To create a working environment for this repository please install the
**MONSDA.yaml** environment (if not installed via **bioconda**) as found in the **envs** directory
like so:

::

  conda env create -n monsda -f envs/MONSDA.yaml

The **envs** directory holds all the environments needed to run the pipelines in the **workflows** directory,
these will be installed automatically when needed.

For fast resolve of conda packages, we recommend conda-libmamba-solver_ which is a new solver for the conda package manager and speeds up conda without the need to install mamba  and is shipped with **MONSDA**. However, the user if free to use mamba_ which is currently also the standard conda-frontend for Snakemake_. 
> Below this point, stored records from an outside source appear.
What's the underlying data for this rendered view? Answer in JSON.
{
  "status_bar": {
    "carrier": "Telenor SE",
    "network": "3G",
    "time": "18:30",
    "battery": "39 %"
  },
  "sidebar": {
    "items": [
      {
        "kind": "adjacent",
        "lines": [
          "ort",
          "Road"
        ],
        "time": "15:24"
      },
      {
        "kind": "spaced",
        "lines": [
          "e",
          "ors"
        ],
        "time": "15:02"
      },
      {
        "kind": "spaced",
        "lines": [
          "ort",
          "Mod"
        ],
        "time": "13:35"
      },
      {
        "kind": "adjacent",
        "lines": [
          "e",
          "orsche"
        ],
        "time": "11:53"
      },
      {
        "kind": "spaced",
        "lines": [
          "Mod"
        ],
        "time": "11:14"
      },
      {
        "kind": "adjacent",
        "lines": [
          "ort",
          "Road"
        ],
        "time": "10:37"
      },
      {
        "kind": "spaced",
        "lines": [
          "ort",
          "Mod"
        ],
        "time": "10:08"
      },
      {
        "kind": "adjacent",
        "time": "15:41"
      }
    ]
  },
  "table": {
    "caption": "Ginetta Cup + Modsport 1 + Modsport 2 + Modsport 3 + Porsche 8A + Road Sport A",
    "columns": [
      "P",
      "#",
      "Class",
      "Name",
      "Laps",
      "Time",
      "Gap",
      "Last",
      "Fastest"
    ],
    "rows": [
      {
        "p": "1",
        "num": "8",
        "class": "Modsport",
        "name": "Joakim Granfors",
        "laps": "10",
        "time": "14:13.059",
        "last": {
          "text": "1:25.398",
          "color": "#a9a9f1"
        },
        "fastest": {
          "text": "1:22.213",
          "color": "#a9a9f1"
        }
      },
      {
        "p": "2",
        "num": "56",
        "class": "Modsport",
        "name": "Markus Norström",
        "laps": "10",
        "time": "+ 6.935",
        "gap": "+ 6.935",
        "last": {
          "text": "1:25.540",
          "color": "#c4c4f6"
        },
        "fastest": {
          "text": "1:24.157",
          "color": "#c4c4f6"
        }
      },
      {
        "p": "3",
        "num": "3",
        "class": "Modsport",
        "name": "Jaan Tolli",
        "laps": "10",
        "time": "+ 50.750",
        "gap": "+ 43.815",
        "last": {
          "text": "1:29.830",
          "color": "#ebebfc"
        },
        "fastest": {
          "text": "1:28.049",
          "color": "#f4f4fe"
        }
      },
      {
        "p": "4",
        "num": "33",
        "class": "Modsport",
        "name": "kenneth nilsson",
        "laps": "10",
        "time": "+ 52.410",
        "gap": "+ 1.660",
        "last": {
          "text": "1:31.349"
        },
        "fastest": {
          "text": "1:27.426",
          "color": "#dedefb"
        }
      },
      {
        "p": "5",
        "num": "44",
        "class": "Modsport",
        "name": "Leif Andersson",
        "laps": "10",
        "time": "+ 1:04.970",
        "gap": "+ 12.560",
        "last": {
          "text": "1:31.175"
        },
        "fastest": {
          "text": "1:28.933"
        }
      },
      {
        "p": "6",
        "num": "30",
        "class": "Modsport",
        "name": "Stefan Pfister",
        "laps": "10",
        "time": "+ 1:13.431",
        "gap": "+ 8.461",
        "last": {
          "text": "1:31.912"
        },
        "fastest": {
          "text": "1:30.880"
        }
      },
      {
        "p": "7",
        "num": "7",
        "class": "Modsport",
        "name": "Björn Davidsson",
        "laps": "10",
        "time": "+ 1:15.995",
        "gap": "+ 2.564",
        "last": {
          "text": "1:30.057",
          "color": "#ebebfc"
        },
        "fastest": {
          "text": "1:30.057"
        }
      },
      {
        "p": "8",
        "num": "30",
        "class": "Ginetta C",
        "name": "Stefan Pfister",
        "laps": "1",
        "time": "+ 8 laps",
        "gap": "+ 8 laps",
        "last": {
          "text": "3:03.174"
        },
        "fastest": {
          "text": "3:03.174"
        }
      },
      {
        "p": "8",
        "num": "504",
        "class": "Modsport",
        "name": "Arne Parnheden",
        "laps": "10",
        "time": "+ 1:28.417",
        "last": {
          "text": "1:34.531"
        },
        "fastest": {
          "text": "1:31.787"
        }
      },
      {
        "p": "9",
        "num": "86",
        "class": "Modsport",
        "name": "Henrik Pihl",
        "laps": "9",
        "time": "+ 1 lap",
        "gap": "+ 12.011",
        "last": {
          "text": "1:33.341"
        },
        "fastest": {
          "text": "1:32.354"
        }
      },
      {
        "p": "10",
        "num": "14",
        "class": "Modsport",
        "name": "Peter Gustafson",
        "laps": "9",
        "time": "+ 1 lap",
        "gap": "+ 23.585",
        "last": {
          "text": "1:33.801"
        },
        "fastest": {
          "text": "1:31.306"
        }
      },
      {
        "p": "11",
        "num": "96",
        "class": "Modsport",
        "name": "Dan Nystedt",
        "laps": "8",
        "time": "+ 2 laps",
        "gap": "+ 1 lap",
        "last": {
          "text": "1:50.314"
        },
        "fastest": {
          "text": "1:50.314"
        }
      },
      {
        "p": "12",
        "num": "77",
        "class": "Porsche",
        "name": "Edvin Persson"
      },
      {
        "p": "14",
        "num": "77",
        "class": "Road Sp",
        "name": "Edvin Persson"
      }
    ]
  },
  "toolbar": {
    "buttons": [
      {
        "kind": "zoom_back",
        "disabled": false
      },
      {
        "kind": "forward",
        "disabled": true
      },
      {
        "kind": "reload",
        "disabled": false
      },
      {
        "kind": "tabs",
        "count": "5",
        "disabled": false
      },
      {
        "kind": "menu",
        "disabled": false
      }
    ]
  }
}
.. _mamba: https://mamba.readthedocs.io/en/latest/
.. _conda-libmamba-solver: https://github.com/conda-incubator/conda-libmamba-solver

For distribution of jobs one can either rely on local hardware, use
scheduling software like
Slurm_ or the SGE_
or follow any other integration in
Snakemake_ or Nextflow_
but be aware that most of these have not been tested for this
repository and usually require additional system dependent setup and
configuration.

.. _Slurm: https://slurm.schedmd.com/documentation.html
.. _SGE: https://docs.oracle.com/cd/E19957-01/820-0699/chp1-1/index.html
.. _Snakemake: https://Snakemake.readthedocs.io/en/stable/executing/cluster-cloud.html
.. _Nextflow: https://www.Nextflow.io/docs/latest/awscloud.html#aws-batch

This manual will only show examples on local and SLURM usage.